On stage 1 of Tour de Yorkshire it was particularly wet so riders headed for the start line in long sleeves and waterproofs. Jodie was there to grab these off the riders before the flag was dropped and the stage started.
Then the ‘unofficial’ race to feed station starts! The soigneurs head to the designated feeding point on the route straight after the riders leave at the start. This can be one of the most stressful parts of the day due to time and navigation. Big races will sort out where the big buses are going but they don’t work out for the soigneurs the best way from a busy start to a remote feeding zone and then back to a busy finish. So Tuc and Jodie always have to figure that out, with a little help from google maps. Sometimes they can get caught in traffic and it can be a big rush to beat the riders there.
“Once we arrive we’ll then have our own lunch and make up any musettes we might not have had time to make in the morning. Normally you tell the riders what is going in the musettes in the morning so there is no surprises, and so they know what to pack in their jersey pockets. Most riders will be quite independent just in case they miss a feed or something. Today the musettes contain 2 normal Energy Gels, 1 caffeine gel, a Duo Bar, a coke, a small pack of Haribo, one bottle of water and one bottle of Energy Drink.”
If the riders miss a musette then the team cars behind the race will take the bags off the soigneurs and the riders can still go back to there.
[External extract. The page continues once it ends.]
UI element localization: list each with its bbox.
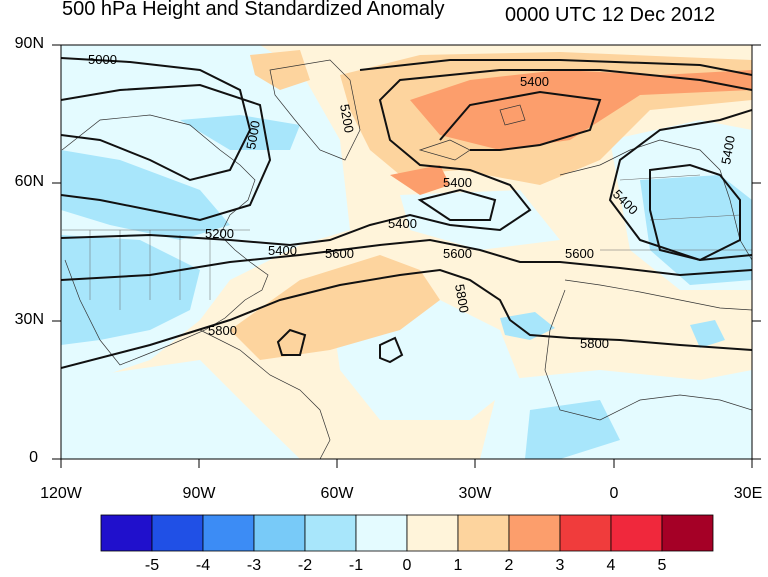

We keep the cars well stocked anyway so it’s like a little tuck shop for them. They always have the option of going back to the car and in there for this race they have the Duo Bar, Anytime Bar and Gels that the DS will pass out the window to the riders.
A day of a soigneur is long and tiring for sure, but when it ends like Stage 1 of Tour de Yorkshire with a rider being in the day long break and coming away with the Sprints Jersey…it brings so much joy the team and is most definitely worth it. But as soon as they’re back at the hotel it’s time to eat, sleep and then repeat the process again.
Thank you to Jodie, Tuc and the whole Canyon dhb p/b Bloor Homes team for their time.